Despite these advantages, operating as a public entity comes with challenges:
Limited resources to meet unrelenting demand. In 2011, Parkland added an urgent care center on its main campus to divert less-severe cases from the crowded emergency room. We now see 65,000 visits per year in our urgent care center, but our ER visits did not go down. That’s because Dallas’ overall population (including the uninsured segment) is growing and because our added capacity attracts patients who had been deferring needed care. Some of our specialty clinics have wait times of up to six months for new patients.

Uncertain planning. With nearly 80% of our patients either uninsured or on Medicaid (which pays below cost), we depend on county and state budget and policy decisions, which can change from year to year. Long-range (and even short-range) planning can be difficult under those conditions.
Patients who need more than health care. Being a safety-net provider means caring for people who face challenges in all areas of their lives — physical, mental, financial, and social. These patients often have exhausted all other health care options and may need resources as basic as food and shelter to ensure their well-being — resources that extend well beyond our walls.

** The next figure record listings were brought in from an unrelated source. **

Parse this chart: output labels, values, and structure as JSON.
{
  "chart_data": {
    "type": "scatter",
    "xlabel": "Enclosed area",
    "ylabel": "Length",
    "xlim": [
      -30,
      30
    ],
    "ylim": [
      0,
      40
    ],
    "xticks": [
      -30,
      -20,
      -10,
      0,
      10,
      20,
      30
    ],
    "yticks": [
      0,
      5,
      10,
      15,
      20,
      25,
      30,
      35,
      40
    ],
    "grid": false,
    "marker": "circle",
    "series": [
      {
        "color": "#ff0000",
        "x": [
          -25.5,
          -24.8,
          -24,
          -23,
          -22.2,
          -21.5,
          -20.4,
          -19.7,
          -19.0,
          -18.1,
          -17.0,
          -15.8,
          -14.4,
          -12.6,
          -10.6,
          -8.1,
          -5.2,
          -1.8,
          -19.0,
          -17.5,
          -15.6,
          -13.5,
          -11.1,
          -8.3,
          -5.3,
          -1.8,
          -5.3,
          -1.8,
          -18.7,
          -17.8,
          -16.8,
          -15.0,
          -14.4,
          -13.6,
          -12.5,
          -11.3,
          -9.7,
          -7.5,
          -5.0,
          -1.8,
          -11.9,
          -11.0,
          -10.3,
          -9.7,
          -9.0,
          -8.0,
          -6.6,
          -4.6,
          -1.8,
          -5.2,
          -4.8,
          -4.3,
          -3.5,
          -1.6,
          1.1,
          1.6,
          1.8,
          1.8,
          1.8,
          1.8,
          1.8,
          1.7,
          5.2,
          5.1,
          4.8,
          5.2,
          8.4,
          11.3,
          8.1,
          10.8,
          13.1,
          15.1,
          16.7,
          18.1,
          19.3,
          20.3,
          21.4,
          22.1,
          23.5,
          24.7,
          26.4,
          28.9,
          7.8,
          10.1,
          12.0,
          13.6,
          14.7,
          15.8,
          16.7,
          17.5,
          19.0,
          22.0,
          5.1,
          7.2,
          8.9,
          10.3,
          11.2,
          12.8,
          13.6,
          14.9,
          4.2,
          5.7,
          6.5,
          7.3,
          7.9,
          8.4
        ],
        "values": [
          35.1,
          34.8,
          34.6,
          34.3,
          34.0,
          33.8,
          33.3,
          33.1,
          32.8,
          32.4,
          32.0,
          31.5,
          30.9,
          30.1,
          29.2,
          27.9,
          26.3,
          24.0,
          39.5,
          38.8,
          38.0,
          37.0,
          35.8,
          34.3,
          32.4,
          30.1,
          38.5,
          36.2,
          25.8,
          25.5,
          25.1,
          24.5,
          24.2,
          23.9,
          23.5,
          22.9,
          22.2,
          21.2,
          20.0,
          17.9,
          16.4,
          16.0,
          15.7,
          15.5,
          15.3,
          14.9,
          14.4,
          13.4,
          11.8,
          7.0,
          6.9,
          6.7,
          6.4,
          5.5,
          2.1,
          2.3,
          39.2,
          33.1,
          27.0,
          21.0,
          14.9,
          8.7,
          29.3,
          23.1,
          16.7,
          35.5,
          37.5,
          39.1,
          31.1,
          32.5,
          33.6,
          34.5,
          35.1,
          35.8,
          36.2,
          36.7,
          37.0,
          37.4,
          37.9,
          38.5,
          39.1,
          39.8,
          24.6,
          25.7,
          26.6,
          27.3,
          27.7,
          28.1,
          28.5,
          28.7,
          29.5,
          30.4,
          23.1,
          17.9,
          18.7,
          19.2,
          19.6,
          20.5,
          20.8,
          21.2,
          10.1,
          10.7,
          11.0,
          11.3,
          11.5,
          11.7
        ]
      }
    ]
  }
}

Public health systems will always face obstacles like these. But they also know — from hardscrabble experience — how to serve diverse patient populations well at modest costs. As David Blumenthal and Sara Collins wrote in the New England Journal of Medicine in 2014, “Developing and spreading innovative approaches to health care delivery that provide greater quality at lower cost is the next great challenge facing the nation.” Large public systems have a leg up because they have been confronting this challenge for years.